1

Ceph Storage Jobs in Michigan (NOW HIRING)

Manager, Reliability Operations

Lansing, MI · On-site +1

$110K - $150K/yr

Work across environments including virtualization platforms (VMware), distributed storage (Ceph), Linux-based systems, and hybrid cloud infrastructure * Support platforms that span dedicated hosting ...

Ceph Storage information

What are some common challenges faced by professionals working in Ceph Storage administration, and how can they be addressed?

Professionals managing Ceph Storage environments often encounter challenges such as maintaining cluster health, balancing performance and scalability, and troubleshooting hardware or network failures. These issues can be addressed by regularly monitoring cluster metrics, using Ceph's built-in tools for diagnosis, and proactively planning for capacity expansion. Collaborating closely with system administrators and network engineers is also crucial to ensure optimal integration and quick resolution of issues. Staying updated with Ceph community best practices and documentation helps administrators adapt to evolving technologies and maintain robust, high-performing storage solutions.

What is Ceph Storage?

Ceph Storage is an open-source, distributed storage system designed to provide excellent performance, reliability, and scalability. It supports object, block, and file storage in a unified platform, making it suitable for cloud infrastructure and enterprise environments. Ceph automatically manages data replication and recovery, helping to ensure high availability and fault tolerance. The system can run on commodity hardware, reducing costs and simplifying expansion as storage needs grow.

What is the difference between Ceph Storage vs Storage Engineer?

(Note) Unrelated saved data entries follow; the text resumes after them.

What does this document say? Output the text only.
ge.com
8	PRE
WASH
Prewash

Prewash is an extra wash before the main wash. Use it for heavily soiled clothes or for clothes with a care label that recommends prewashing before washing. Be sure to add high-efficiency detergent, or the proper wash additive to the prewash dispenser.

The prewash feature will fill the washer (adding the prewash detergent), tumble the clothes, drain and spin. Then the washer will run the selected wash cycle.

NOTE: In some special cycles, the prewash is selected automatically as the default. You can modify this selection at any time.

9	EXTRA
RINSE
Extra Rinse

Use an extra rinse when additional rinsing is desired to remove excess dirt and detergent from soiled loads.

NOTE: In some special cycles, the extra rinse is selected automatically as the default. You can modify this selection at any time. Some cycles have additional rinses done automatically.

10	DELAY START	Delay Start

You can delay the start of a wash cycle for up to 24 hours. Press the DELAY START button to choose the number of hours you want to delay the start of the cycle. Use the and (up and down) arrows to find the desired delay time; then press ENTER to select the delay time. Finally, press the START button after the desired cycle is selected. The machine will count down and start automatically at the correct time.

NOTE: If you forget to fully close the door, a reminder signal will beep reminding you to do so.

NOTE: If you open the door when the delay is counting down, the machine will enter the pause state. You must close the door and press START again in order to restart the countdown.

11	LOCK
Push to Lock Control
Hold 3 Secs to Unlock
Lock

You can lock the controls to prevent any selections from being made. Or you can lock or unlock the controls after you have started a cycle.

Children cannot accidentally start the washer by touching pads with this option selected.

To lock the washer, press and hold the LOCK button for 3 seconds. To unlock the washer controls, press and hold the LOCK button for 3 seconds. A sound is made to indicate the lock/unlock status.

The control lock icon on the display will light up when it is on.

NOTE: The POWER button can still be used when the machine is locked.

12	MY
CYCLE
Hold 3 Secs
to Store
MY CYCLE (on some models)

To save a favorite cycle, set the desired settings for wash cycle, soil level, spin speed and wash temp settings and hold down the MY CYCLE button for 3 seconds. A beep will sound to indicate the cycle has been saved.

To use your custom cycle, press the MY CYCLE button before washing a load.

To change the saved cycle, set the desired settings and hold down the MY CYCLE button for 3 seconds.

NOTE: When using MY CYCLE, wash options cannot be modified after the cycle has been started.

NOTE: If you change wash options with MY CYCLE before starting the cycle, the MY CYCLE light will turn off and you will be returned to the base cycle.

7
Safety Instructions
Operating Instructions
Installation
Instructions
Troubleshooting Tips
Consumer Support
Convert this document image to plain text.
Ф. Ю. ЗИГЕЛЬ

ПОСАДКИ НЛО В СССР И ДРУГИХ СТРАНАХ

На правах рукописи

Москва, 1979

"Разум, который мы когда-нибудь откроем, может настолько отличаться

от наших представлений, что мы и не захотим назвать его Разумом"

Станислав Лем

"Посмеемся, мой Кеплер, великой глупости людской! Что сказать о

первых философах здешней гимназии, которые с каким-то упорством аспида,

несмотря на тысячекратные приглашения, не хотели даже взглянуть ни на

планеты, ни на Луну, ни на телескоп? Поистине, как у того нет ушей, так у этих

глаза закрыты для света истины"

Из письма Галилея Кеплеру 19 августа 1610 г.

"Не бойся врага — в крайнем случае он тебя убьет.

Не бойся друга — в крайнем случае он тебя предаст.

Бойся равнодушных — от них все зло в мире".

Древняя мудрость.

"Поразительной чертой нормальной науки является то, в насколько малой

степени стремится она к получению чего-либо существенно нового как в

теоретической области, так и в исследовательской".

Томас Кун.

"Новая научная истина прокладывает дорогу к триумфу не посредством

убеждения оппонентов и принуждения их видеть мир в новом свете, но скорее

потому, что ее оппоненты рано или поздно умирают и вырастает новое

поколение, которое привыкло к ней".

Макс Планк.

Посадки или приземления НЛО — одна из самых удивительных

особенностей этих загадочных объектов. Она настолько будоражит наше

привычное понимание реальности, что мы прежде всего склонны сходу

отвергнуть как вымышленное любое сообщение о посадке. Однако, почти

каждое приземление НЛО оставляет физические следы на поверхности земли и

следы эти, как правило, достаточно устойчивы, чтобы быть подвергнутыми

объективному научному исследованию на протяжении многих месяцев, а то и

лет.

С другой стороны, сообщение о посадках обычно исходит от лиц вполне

AspectCeph StorageStorage Engineer
CredentialsKnowledge of distributed storage, Linux, and storage protocolsCertifications like Cisco, CompTIA Storage+, or vendor-specific certifications
Work EnvironmentData centers, cloud environments, large-scale storage deploymentsData centers, enterprise IT teams, cloud providers
Industry UsageOpen-source storage solutions, cloud infrastructureDesign, implementation, and management of storage systems
Search/Comparison IntentTechnical understanding of storage solutionsCareer options, job roles, and skills

Ceph Storage is an open-source, distributed storage platform used to build scalable storage clusters, often in cloud and data center environments. Storage Engineers design, deploy, and maintain storage systems, including Ceph, focusing on performance and reliability. While Ceph Storage refers to the technology itself, Storage Engineers are professionals who work with Ceph and other storage solutions to meet organizational needs.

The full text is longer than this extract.